Naomi had seated herself on the tall stool at the bookkeeper's desk, on which she had placed in array the silver that was still unclean. This included a fine old epergne, of quaint design and exceedingly solid proportions; a pair of candlesticks, in the familiar form of the Corinthian column—more modern, but equally handsome in their way; a silver coffee-pot with an ivory handle; and a number of ancient skewers. She tackled the candlesticks first. They were less tarnished than might have been expected, and in Naomi's energetic hands they soon regained their pristine purity and lustre. As she worked she talked freely of her father, and his family in Wales, to Engelhardt, for whose benefit she had unpacked many of the things which she had already cleaned, and set them out upon the counter after shutting it down as before. He, too, was seated, on the counter's farther edge, with his back half-turned to the door.
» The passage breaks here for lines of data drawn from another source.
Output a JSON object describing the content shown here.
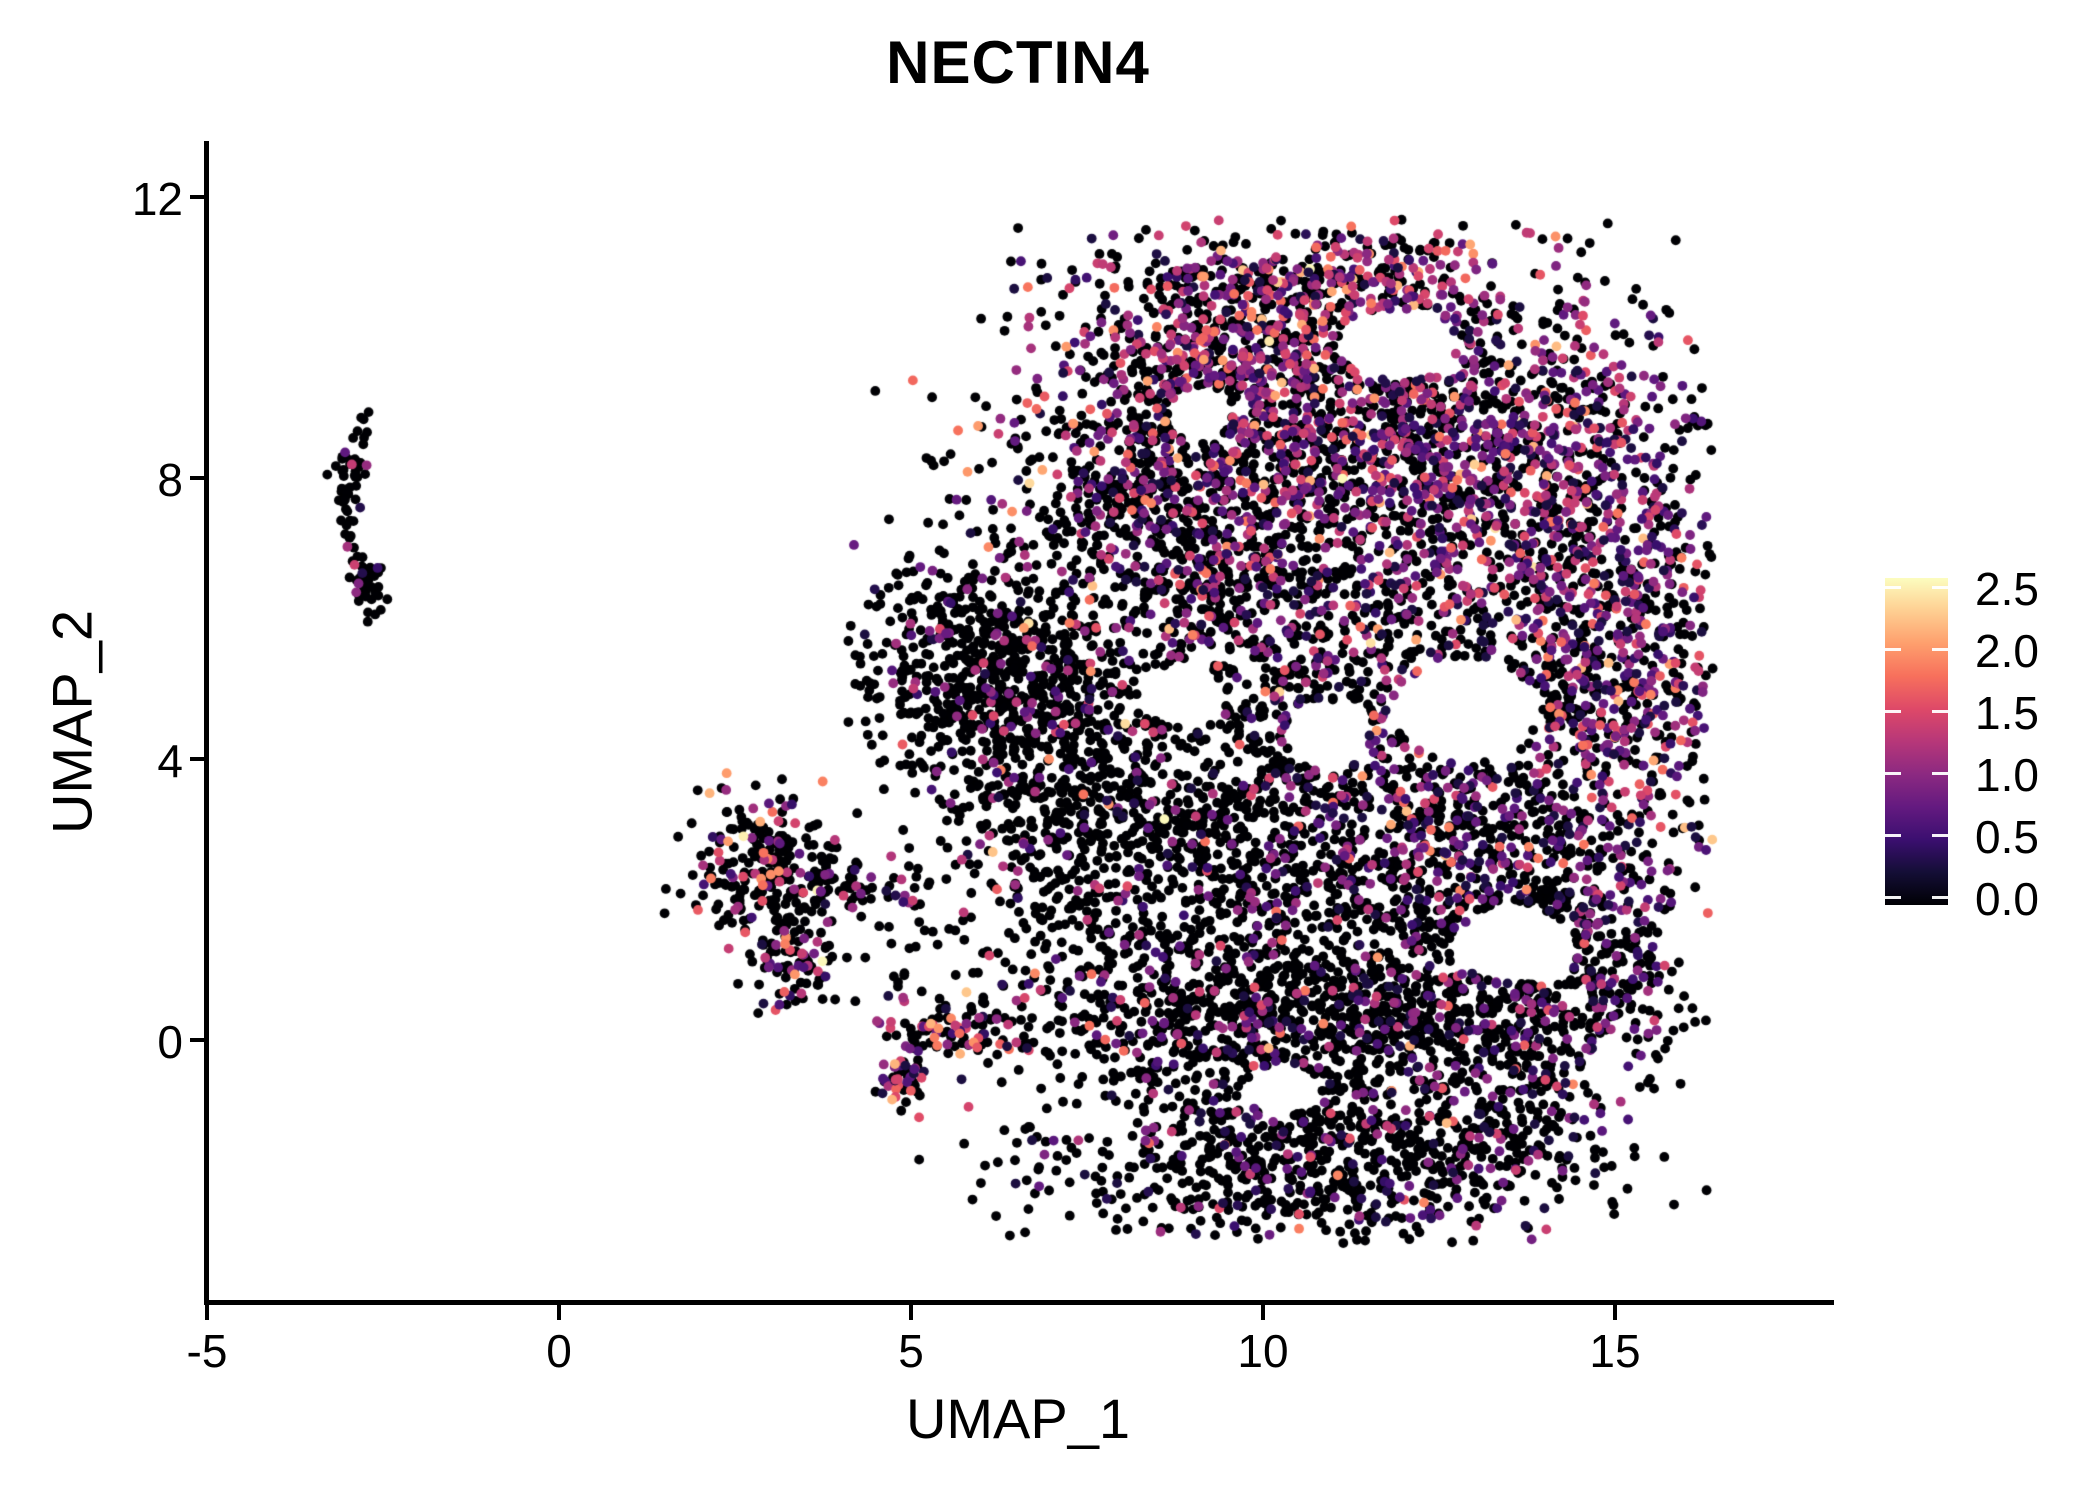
{
  "title": "NECTIN4",
  "axes": {
    "x": {
      "label": "UMAP_1",
      "ticks": [
        "-5",
        "0",
        "5",
        "10",
        "15"
      ],
      "tick_values": [
        -5,
        0,
        5,
        10,
        15
      ]
    },
    "y": {
      "label": "UMAP_2",
      "ticks": [
        "0",
        "4",
        "8",
        "12"
      ],
      "tick_values": [
        0,
        4,
        8,
        12
      ]
    }
  },
  "legend": {
    "labels": [
      "2.5",
      "2.0",
      "1.5",
      "1.0",
      "0.5",
      "0.0"
    ],
    "values": [
      2.5,
      2.0,
      1.5,
      1.0,
      0.5,
      0.0
    ],
    "vmin": 0.0,
    "vmax": 2.5
  },
  "colormap": {
    "name": "magma",
    "stops": [
      [
        0,
        "#000004"
      ],
      [
        0.1,
        "#140e36"
      ],
      [
        0.2,
        "#3b0f70"
      ],
      [
        0.3,
        "#641a80"
      ],
      [
        0.4,
        "#8c2981"
      ],
      [
        0.5,
        "#b73779"
      ],
      [
        0.6,
        "#de4968"
      ],
      [
        0.7,
        "#f7705c"
      ],
      [
        0.8,
        "#fe9f6d"
      ],
      [
        0.9,
        "#fecf92"
      ],
      [
        1,
        "#fcfdbf"
      ]
    ]
  },
  "chart_data": {
    "type": "scatter",
    "title": "NECTIN4",
    "xlabel": "UMAP_1",
    "ylabel": "UMAP_2",
    "xlim": [
      -5,
      18.04
    ],
    "ylim": [
      -3.73,
      12.77
    ],
    "xticks": [
      -5,
      0,
      5,
      10,
      15
    ],
    "yticks": [
      0,
      4,
      8,
      12
    ],
    "grid": false,
    "legend_position": "right",
    "colorbar": {
      "label_values": [
        0.0,
        0.5,
        1.0,
        1.5,
        2.0,
        2.5
      ],
      "vmin": 0.0,
      "vmax": 2.5,
      "colormap": "magma"
    },
    "point_radius_px": 4.9,
    "seed": 1337,
    "representation": "density_clusters",
    "n_points_approx": 9600,
    "clusters": [
      {
        "name": "left_strip",
        "cx": -2.95,
        "cy": 7.95,
        "sx": 0.13,
        "sy": 0.42,
        "n": 58,
        "colored_frac": 0.14,
        "hot": 0.75,
        "main": false
      },
      {
        "name": "left_low_blob",
        "cx": -2.72,
        "cy": 6.5,
        "sx": 0.12,
        "sy": 0.28,
        "n": 38,
        "colored_frac": 0.13,
        "hot": 0.45,
        "main": false
      },
      {
        "name": "mid_main_blob",
        "cx": 2.95,
        "cy": 2.35,
        "sx": 0.5,
        "sy": 0.55,
        "n": 240,
        "colored_frac": 0.2,
        "hot": 0.8,
        "main": false
      },
      {
        "name": "mid_chain",
        "cx": 4.15,
        "cy": 2.2,
        "sx": 0.55,
        "sy": 0.18,
        "n": 60,
        "colored_frac": 0.3,
        "hot": 0.7,
        "main": false
      },
      {
        "name": "mid_low",
        "cx": 3.35,
        "cy": 1.0,
        "sx": 0.3,
        "sy": 0.3,
        "n": 70,
        "colored_frac": 0.25,
        "hot": 0.5,
        "main": false
      },
      {
        "name": "mid_small_blob",
        "cx": 4.85,
        "cy": -0.5,
        "sx": 0.17,
        "sy": 0.2,
        "n": 45,
        "colored_frac": 0.5,
        "hot": 0.55,
        "main": false
      },
      {
        "name": "mid_strip",
        "cx": 5.75,
        "cy": 0.15,
        "sx": 0.55,
        "sy": 0.16,
        "n": 85,
        "colored_frac": 0.42,
        "hot": 0.65,
        "main": false
      },
      {
        "name": "mid_sparse",
        "cx": 4.6,
        "cy": 1.1,
        "sx": 0.8,
        "sy": 0.8,
        "n": 30,
        "colored_frac": 0.15,
        "hot": 0.5,
        "main": false
      },
      {
        "name": "top_cap",
        "cx": 10.7,
        "cy": 10.6,
        "sx": 1.55,
        "sy": 0.6,
        "n": 430,
        "colored_frac": 0.55,
        "hot": 0.62,
        "main": true
      },
      {
        "name": "upper_band",
        "cx": 10.9,
        "cy": 9.2,
        "sx": 1.9,
        "sy": 0.85,
        "n": 760,
        "colored_frac": 0.55,
        "hot": 0.58,
        "main": true
      },
      {
        "name": "upper_left_shoulder",
        "cx": 8.9,
        "cy": 9.5,
        "sx": 0.85,
        "sy": 0.85,
        "n": 260,
        "colored_frac": 0.45,
        "hot": 0.55,
        "main": true
      },
      {
        "name": "upper_right",
        "cx": 13.7,
        "cy": 8.2,
        "sx": 1.4,
        "sy": 1.05,
        "n": 700,
        "colored_frac": 0.6,
        "hot": 0.5,
        "main": true
      },
      {
        "name": "right_lobe",
        "cx": 14.9,
        "cy": 5.4,
        "sx": 1.05,
        "sy": 1.6,
        "n": 730,
        "colored_frac": 0.55,
        "hot": 0.38,
        "main": true
      },
      {
        "name": "center",
        "cx": 10.8,
        "cy": 6.2,
        "sx": 1.8,
        "sy": 1.35,
        "n": 900,
        "colored_frac": 0.45,
        "hot": 0.48,
        "main": true
      },
      {
        "name": "center_left_upper",
        "cx": 8.5,
        "cy": 7.5,
        "sx": 1.15,
        "sy": 1.0,
        "n": 500,
        "colored_frac": 0.28,
        "hot": 0.45,
        "main": true
      },
      {
        "name": "left_tip",
        "cx": 5.95,
        "cy": 5.3,
        "sx": 0.85,
        "sy": 0.85,
        "n": 560,
        "colored_frac": 0.1,
        "hot": 0.45,
        "main": true
      },
      {
        "name": "left_mid",
        "cx": 7.3,
        "cy": 3.6,
        "sx": 1.05,
        "sy": 1.3,
        "n": 600,
        "colored_frac": 0.1,
        "hot": 0.45,
        "main": true
      },
      {
        "name": "mid_low_main",
        "cx": 9.7,
        "cy": 2.3,
        "sx": 1.6,
        "sy": 1.5,
        "n": 820,
        "colored_frac": 0.14,
        "hot": 0.4,
        "main": true
      },
      {
        "name": "right_low",
        "cx": 12.7,
        "cy": 2.7,
        "sx": 1.4,
        "sy": 1.35,
        "n": 640,
        "colored_frac": 0.35,
        "hot": 0.32,
        "main": true
      },
      {
        "name": "bottom_band",
        "cx": 11.2,
        "cy": 0.35,
        "sx": 2.3,
        "sy": 0.5,
        "n": 720,
        "colored_frac": 0.2,
        "hot": 0.3,
        "main": true
      },
      {
        "name": "bottom_lobe",
        "cx": 10.7,
        "cy": -1.6,
        "sx": 1.85,
        "sy": 0.85,
        "n": 760,
        "colored_frac": 0.18,
        "hot": 0.28,
        "main": true
      },
      {
        "name": "bottom_right_small",
        "cx": 13.35,
        "cy": -1.3,
        "sx": 0.65,
        "sy": 0.6,
        "n": 180,
        "colored_frac": 0.25,
        "hot": 0.28,
        "main": true
      },
      {
        "name": "right_bottom_edge",
        "cx": 14.35,
        "cy": 1.1,
        "sx": 0.8,
        "sy": 0.95,
        "n": 280,
        "colored_frac": 0.4,
        "hot": 0.32,
        "main": true
      },
      {
        "name": "sparse_halo",
        "cx": 10.4,
        "cy": 4.6,
        "sx": 3.6,
        "sy": 4.6,
        "n": 260,
        "colored_frac": 0.2,
        "hot": 0.4,
        "main": true
      }
    ],
    "main_bounds": {
      "xmin": 4.05,
      "xmax": 16.4,
      "ymin": -2.9,
      "ymax": 11.68
    },
    "holes": [
      {
        "cx": 11.9,
        "cy": 9.9,
        "rx": 0.85,
        "ry": 0.5
      },
      {
        "cx": 12.9,
        "cy": 4.7,
        "rx": 1.0,
        "ry": 0.75
      },
      {
        "cx": 10.9,
        "cy": 4.35,
        "rx": 0.6,
        "ry": 0.5
      },
      {
        "cx": 8.85,
        "cy": 4.9,
        "rx": 0.6,
        "ry": 0.45
      },
      {
        "cx": 13.6,
        "cy": 1.35,
        "rx": 0.85,
        "ry": 0.55
      },
      {
        "cx": 9.1,
        "cy": 8.9,
        "rx": 0.45,
        "ry": 0.4
      },
      {
        "cx": 10.3,
        "cy": -0.65,
        "rx": 0.5,
        "ry": 0.33
      }
    ]
  }
}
And the revelation of so much treasure in that wild place made him more and more uneasy.

"I should have thought you'd be frightened to have this sort of thing on the premises," he could not help saying.

"Frightened of what?"

"Well—bushrangers."

"They don't exist. They're as extinct as the dodo. But that reminds me!"

She broke off abruptly, and sat staring thoughtfully at the door, which was standing ajar. She even gave the steps of her Corinthian column a rest from tooth-brush and plate-powder.

"That reminds you?"

"Yes—of bushrangers. We once had some here, before they became extinct."

"Since you've had the plate?"

"Yes; it was the plate they were after. How they got wind of it no one ever knew."